New Delhi, Mar 28 (UNI) The Supreme Court today decided to examine the constitutional validity of the Forests Rights Act, which provides for giving forest rights including lands to Scheduled Tribes (STs) and traditional forest dwellers.
A three-judge bench comprising Chief Justice K G Balakrishnan and Justices Arijit Pasayat and S H Kapadia issued notices to the Centre and all the states on the petition challenging the validity of STs and other traditional forest dwellers (Recognition of Forest Rights Act 2006), which seeks to recognise and give forest rights including forest land to tribals and the natives of the forests.
The Act was notified by the Union Government in January this year after a prolonged legal battle between Wildlife experts and Tribal activists.
According to the petitioners including Bombay Natural History Society (BNHS), the main issue raised is whether Parliament can make laws in relation to forests which are a state subject.
The petitoners have also pointed out several ambiguities in the Act which will create serious problems in its implementations.
The petition filed by BNHS has also contended that the impugned Act also violated the fundamental rights of the petitioners to life and equality, and the Act is against the principles of sustainable development.

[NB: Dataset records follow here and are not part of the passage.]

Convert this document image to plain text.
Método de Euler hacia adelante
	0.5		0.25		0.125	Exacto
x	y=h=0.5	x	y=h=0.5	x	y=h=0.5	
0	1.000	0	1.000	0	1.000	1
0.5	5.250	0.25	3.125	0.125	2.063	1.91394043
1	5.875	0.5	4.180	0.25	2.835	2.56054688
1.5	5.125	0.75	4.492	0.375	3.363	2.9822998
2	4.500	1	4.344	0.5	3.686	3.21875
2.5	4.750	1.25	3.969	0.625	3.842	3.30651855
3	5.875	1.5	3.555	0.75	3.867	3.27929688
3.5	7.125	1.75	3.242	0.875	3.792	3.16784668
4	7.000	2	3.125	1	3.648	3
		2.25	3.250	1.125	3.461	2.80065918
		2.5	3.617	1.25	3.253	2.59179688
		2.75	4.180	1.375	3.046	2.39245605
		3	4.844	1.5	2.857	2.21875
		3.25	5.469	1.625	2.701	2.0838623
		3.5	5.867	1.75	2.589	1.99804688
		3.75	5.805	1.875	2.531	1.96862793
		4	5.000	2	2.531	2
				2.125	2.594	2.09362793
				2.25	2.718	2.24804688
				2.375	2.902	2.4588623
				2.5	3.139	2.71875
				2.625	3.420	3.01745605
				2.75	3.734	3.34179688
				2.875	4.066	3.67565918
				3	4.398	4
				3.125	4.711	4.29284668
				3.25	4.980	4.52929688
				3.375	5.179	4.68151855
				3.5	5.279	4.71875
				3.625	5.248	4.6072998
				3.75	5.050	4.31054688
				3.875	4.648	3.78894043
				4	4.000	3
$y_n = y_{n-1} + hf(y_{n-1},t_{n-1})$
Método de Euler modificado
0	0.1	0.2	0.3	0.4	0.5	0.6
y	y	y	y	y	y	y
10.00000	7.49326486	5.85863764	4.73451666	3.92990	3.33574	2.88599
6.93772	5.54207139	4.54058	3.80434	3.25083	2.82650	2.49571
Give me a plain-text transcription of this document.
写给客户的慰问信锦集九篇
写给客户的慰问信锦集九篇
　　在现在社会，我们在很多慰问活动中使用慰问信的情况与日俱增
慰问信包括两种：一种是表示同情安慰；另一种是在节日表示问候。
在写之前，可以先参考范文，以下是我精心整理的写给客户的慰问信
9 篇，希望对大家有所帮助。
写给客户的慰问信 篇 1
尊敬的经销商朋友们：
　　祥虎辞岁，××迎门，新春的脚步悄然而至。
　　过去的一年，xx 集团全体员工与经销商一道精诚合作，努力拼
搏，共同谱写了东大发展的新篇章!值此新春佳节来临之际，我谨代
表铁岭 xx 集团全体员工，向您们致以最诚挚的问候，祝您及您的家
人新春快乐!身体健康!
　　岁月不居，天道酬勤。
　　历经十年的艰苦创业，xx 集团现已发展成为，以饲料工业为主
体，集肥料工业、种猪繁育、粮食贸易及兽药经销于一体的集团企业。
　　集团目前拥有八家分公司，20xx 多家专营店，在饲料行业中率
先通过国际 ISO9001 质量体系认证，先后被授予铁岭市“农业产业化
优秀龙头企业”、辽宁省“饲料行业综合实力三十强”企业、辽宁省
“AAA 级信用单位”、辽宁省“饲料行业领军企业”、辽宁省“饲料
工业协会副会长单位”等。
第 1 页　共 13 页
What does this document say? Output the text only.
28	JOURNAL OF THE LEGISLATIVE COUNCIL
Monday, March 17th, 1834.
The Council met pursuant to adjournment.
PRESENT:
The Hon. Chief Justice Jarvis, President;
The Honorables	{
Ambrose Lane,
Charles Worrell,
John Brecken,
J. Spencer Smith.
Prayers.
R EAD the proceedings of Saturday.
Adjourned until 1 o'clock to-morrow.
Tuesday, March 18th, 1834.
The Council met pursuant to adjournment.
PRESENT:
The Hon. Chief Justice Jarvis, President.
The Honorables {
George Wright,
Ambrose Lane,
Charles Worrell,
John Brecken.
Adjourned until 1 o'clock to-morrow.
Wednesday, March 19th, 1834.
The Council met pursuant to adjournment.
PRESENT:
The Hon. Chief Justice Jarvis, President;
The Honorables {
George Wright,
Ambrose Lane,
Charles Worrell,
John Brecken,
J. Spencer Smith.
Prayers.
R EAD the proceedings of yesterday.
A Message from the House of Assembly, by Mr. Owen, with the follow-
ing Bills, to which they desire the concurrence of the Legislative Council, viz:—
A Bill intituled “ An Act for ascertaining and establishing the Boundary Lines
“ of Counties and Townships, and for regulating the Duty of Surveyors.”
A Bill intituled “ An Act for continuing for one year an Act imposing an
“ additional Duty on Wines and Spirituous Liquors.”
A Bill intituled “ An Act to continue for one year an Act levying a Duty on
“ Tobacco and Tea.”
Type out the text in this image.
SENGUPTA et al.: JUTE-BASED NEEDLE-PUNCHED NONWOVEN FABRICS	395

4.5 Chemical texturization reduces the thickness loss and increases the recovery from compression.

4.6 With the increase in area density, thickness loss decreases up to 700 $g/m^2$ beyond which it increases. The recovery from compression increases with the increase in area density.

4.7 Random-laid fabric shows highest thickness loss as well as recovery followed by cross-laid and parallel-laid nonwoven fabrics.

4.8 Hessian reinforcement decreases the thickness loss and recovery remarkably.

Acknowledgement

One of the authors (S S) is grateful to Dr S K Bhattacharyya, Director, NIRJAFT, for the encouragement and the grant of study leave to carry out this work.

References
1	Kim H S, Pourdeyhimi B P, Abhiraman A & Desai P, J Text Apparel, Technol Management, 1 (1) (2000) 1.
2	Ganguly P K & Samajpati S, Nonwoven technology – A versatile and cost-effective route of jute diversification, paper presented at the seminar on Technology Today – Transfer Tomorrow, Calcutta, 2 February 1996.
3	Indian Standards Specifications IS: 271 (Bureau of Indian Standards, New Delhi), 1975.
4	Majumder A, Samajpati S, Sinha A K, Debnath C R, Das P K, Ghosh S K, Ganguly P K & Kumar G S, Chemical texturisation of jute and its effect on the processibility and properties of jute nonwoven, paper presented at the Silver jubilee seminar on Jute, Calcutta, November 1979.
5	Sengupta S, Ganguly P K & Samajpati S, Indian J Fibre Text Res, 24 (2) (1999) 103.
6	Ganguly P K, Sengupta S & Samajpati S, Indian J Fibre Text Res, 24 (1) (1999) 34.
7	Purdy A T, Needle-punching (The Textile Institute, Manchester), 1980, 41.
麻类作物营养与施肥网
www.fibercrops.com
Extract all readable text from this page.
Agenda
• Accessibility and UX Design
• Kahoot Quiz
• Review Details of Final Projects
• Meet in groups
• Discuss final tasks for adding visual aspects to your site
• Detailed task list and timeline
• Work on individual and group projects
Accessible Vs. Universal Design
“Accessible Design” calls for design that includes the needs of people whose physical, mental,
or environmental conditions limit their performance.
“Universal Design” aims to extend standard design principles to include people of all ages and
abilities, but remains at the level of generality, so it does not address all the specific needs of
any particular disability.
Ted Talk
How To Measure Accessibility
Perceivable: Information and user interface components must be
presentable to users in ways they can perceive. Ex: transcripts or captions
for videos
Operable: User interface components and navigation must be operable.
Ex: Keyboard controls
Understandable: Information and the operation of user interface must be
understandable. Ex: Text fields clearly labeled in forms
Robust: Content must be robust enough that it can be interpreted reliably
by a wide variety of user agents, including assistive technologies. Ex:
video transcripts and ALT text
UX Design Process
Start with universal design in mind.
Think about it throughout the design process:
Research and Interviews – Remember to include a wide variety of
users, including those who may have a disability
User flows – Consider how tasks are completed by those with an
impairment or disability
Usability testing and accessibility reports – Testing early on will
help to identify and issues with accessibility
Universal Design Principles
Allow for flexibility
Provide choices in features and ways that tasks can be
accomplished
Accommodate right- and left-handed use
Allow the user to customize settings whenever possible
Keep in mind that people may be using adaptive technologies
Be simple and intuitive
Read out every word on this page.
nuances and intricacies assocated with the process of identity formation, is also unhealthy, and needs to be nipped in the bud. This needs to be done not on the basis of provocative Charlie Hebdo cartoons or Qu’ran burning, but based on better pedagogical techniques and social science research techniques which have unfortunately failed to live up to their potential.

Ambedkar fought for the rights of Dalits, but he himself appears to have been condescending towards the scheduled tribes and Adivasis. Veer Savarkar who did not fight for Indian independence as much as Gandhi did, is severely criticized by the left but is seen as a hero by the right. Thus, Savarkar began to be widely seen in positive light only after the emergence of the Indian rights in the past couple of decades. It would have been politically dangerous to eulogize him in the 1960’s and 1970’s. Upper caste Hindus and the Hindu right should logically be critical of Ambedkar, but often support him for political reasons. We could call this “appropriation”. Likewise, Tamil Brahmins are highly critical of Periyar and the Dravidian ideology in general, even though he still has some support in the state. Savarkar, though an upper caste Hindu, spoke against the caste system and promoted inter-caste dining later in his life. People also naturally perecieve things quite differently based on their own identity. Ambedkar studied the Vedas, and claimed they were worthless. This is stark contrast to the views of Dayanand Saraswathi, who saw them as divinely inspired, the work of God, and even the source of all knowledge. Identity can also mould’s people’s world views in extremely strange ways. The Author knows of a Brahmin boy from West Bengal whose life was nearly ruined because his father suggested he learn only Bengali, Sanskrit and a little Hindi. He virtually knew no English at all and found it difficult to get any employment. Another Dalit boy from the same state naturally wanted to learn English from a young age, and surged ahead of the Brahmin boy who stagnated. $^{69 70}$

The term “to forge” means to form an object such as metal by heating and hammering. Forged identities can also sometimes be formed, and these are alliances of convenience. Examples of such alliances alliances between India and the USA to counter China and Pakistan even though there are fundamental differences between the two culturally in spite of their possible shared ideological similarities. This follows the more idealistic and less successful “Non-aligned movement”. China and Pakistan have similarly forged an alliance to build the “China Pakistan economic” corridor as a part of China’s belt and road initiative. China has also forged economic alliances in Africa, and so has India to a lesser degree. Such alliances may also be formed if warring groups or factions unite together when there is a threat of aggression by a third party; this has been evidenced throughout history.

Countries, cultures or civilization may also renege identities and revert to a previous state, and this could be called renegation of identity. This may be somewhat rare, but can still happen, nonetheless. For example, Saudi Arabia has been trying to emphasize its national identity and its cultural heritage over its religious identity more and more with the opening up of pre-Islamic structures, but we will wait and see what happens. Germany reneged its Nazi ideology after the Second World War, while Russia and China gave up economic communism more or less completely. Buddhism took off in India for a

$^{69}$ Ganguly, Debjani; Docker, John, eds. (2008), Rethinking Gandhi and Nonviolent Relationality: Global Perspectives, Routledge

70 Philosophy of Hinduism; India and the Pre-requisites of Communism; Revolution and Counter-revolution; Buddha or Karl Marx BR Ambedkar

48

Another petitioner Wildlife First, Nature, Conservation, Society and Tiger Research and Conservation Trust also contended that the Act invades the powers of Gram Sabha and phrases like customary boundary of the village are vague and cannot be defined.
According to tribal groups, this is an attempt to sabotage the implementation of the Act, the sole aim of which is to deny the tribals, who mostly belong to the weaker and down-trodden segment of the society.
The apex court also directed that the national parks and wildlife sanctuaries should not be disturbed until and unless it is extremely necessary.